King Lear

by: William Shakespeare

Emptiness of authority

Blow winds and crack your cheeks! (III.ii)

Cast out into the storm, Lear starts giving orders to the wind, rain and thunder. In his previous scene, he hurled orders, threats and curses at his daughters and their husbands, to no effect. Lear has lost his power, but he still does not seem to realise it. When he starts bellowing commands at the storm, the audience can see that Lear is on the brink of madness. This scene also illustrates a broader truth: mankind is at the mercy of the natural world. No human, however powerful, can withstand a violent storm, or extreme cold, or death itself. As Lear begins to understand his own vulnerability, it will teach him to pity the poor of his kingdom, who must survive without shelter.

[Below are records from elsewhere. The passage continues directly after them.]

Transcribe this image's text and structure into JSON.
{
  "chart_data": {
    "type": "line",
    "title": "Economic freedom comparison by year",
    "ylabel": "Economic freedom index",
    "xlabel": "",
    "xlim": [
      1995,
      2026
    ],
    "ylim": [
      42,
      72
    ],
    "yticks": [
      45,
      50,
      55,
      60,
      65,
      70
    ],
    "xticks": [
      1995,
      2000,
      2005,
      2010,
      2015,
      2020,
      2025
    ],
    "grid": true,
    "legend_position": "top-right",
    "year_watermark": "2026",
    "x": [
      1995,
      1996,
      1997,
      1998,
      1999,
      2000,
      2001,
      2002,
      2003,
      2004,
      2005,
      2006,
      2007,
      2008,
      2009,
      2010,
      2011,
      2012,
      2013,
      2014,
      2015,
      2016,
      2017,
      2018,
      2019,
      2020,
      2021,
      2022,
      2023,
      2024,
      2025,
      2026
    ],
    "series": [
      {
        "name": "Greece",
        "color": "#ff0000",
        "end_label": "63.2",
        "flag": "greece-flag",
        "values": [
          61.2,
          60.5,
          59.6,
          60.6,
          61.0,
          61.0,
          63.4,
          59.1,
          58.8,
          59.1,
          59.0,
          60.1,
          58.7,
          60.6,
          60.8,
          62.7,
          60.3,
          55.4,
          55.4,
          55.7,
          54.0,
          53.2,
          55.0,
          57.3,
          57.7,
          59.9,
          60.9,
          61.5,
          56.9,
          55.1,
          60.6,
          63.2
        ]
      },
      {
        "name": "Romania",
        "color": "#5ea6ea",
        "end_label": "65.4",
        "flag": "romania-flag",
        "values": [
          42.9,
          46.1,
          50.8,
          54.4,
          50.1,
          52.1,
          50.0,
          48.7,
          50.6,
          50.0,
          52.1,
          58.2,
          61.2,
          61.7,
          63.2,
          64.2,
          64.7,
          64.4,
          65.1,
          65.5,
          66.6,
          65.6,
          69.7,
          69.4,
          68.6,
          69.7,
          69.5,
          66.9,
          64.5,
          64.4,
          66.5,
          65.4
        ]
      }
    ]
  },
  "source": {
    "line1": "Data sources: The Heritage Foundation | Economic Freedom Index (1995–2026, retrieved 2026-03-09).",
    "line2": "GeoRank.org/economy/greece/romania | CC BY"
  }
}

Thou hast seen a farmer’s dog bark at a beggar?[…]there thou mightst behold the great image of authority: a dog’s obeyed in office. (

Like everything Lear says to Gloucester on Dover beach, these lines are the rambling of a madman, but they contain an undeniable and bitter truth. Lear’s suffering and madness have taught him self-knowledge, in particular the knowledge that Lear the man is separate from Lear the king. As a result, Lear has gained several insights about the nature of his vanished power. In these lines he expresses the truth that anyone can wield power if they hold “office,” regardless of their personal qualities. Lear may have his daughters Regan and Goneril in mind, since he has compared both of them to dogs in previous scenes.

I am a king, my masters, know you that? (

Cordelia’s soldiers find Lear on the beach, raving mad. We know from Cordelia’s earlier description of him that Lear is in disarray, with weeds in his hair. Nevertheless, when confronted by the soldiers, Lear claims his status as king. We are tempted to laugh at this ragged madman calling himself a king, but of course in fact Lear is a king, if only in name. This moment points to a central theme of King Lear: “king” is only a word, and without the power to enforce it, kingship is a laughable thing. This point is reinforced in the next lines when Lear attempts to run away from the soldiers.